Les erreurs à éviter pour durer

  • Se lancer avec une offre trop large et impossible à expliquer clairement.
  • Reproduire son ancien poste salarié au lieu de construire une prestation indépendante.
  • Accepter toutes les missions, y compris celles qui dépassent votre champ réel de compétence.
  • Travailler presque exclusivement pour un seul client dans des conditions proches d’un lien de subordination.
  • Tarifer trop bas par peur de perdre le prospect.
  • Commencer une mission sans devis signé, périmètre formalisé ni acompte quand il est nécessaire.
  • Négliger le RGPD, la confidentialité et la traçabilité des décisions de recrutement.
  • Oublier que la prospection, le réseau et la visibilité font partie intégrante du métier d’indépendant.

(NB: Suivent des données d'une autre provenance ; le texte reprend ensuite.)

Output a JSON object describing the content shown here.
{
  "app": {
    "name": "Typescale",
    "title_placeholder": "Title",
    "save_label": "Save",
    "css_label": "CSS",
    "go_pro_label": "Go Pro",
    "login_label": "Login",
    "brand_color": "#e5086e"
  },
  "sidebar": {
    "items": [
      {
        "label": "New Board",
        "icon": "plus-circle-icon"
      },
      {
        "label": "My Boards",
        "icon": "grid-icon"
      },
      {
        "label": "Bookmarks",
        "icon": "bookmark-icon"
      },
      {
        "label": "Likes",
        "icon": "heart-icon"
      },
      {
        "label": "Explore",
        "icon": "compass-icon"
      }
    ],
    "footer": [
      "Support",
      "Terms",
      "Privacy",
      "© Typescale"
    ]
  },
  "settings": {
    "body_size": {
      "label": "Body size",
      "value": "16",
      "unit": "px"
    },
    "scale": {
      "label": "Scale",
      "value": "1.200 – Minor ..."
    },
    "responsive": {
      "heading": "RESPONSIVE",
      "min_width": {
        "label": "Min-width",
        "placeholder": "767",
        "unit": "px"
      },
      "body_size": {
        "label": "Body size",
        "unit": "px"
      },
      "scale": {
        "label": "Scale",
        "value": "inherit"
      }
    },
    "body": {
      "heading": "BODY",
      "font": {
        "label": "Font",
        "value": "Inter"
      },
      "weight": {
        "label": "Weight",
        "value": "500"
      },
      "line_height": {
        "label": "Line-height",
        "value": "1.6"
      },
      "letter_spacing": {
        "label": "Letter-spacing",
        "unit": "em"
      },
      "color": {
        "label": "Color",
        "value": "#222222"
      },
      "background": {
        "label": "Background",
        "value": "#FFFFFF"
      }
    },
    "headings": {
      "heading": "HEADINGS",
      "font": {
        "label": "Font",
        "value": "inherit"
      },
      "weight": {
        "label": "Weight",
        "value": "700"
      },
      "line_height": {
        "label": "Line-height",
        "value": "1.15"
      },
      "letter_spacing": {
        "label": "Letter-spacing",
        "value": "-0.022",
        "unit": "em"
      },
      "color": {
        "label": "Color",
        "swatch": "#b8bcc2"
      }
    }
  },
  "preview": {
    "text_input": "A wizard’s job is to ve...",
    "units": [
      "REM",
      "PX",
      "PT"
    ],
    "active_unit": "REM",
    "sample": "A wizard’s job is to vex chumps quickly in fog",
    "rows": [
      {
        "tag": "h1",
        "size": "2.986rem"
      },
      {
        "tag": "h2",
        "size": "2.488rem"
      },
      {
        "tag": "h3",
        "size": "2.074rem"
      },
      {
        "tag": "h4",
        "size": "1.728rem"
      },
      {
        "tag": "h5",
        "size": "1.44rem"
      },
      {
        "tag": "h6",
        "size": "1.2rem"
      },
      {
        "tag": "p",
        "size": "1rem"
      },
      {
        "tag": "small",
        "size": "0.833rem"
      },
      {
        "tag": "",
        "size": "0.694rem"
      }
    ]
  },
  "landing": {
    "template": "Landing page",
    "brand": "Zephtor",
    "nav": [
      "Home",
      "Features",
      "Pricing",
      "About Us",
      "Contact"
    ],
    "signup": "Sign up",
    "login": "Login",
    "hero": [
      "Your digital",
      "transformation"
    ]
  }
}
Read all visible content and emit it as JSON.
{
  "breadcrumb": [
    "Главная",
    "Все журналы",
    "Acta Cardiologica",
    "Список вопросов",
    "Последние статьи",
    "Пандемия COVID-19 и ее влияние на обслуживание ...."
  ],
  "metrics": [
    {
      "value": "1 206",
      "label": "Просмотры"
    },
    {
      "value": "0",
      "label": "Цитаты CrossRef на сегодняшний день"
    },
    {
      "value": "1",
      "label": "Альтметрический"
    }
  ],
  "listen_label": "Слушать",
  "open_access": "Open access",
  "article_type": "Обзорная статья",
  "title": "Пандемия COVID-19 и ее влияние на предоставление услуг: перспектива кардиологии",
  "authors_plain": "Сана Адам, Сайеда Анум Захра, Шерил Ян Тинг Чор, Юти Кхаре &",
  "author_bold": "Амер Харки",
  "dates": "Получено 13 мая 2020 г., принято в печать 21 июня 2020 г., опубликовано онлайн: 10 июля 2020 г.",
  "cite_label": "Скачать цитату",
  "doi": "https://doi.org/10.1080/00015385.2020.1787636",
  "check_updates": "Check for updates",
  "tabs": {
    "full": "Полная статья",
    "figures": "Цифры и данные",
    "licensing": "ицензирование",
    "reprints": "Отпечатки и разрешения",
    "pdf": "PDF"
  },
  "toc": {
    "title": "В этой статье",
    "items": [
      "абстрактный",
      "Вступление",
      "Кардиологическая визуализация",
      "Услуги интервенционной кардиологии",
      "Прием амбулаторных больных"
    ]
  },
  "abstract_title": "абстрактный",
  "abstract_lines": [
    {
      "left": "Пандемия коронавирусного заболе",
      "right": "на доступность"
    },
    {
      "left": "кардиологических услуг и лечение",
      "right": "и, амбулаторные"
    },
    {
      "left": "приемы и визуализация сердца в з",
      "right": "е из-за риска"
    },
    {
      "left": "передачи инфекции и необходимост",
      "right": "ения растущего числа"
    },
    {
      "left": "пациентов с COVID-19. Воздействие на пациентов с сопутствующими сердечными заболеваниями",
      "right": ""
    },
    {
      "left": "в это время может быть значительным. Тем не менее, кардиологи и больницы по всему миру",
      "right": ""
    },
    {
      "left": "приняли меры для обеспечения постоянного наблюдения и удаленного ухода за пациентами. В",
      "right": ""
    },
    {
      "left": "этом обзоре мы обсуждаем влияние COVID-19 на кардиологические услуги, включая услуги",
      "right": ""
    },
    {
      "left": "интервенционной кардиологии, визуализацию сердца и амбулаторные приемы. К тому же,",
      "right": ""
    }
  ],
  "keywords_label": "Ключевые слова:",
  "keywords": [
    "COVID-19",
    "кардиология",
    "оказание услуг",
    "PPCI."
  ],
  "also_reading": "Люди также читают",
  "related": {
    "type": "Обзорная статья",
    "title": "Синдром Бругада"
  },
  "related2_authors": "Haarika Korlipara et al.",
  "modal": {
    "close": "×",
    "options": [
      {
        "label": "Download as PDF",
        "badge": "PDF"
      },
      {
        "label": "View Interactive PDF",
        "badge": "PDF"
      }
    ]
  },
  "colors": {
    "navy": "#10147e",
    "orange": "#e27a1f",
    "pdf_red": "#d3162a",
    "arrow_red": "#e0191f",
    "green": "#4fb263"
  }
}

La meilleure façon de réussir en auto-entreprise dans les ressources humaines n’est pas d’être “généraliste et disponible pour tout”. C’est d’être clair, fiable et utile. Si vous savez nommer un problème, proposer une méthode, tenir un cadre et sécuriser votre pratique, vous aurez déjà une longueur d’avance sur une grande partie du marché.

Questions fréquentes

Faut-il un diplôme pour devenir auto-entrepreneur dans les ressources humaines ?
Il n’existe pas, en règle générale, de diplôme unique obligatoire pour exercer une activité de conseil RH en micro-entreprise. En revanche, votre crédibilité reposera fortement sur votre expérience, vos résultats, votre spécialisation et votre capacité à rassurer vos clients. Certaines activités connexes peuvent avoir des exigences spécifiques ou un cadre plus strict ; il faut donc vérifier le détail de votre offre avant de la commercialiser.
Peut-on cumuler une activité RH indépendante avec un emploi salarié ?
Oui, c’est souvent possible, à condition de respecter votre contrat de travail, une éventuelle clause d’exclusivité, votre obligation de loyauté et la confidentialité due à votre employeur. Évitez toute concurrence directe et vérifiez que votre activité indépendante n’utilise ni les ressources ni les informations de votre entreprise salariée. En cas de doute, mieux vaut clarifier le point en amont.
Peut-on faire du recrutement en micro-entreprise ?
Oui, de nombreux indépendants exercent une activité de recrutement en micro-entreprise, surtout sur des missions ponctuelles ou spécialisées. En revanche, il faut distinguer le recrutement de l’intérim ou d’autres activités plus réglementées. Vous devez également encadrer vos missions par écrit, sécuriser le traitement des CV, respecter les règles de non-discrimination et définir des critères d’évaluation traçables.
Peut-on conserver ses allocations chômage en lançant une micro-entreprise RH ?
Dans de nombreux cas, un cumul partiel avec les allocations chômage est possible, sous réserve des règles applicables à votre situation et des déclarations demandées par France Travail. Le sujet mérite une vérification personnalisée avant de vous lancer, car le mode de rémunération, le rythme d’encaissement et votre chiffre d’affaires déclaré peuvent avoir un impact direct sur vos droits.
Une assurance professionnelle est-elle obligatoire ?
Elle n’est pas systématiquement obligatoire pour toutes les prestations RH, mais une responsabilité civile professionnelle est très vivement recommandée. Vous intervenez sur des sujets sensibles : recrutement, organisation, données personnelles, recommandations managériales. En cas d’erreur, de litige client ou de problème de confidentialité, une assurance peut éviter qu’un incident ne fragilise toute votre activité.
Quand faut-il quitter la micro-entreprise pour passer à une autre structure ?
Le bon moment arrive généralement lorsque votre chiffre d’affaires approche durablement le plafond, que vos frais deviennent importants, que vous souhaitez récupérer la TVA, sous-traiter davantage, recruter ou donner un cadre plus structuré à votre activité. Tant que la micro-entreprise vous permet de vendre proprement, de rester rentable et de gérer simplement, elle remplit très bien son rôle de tremplin.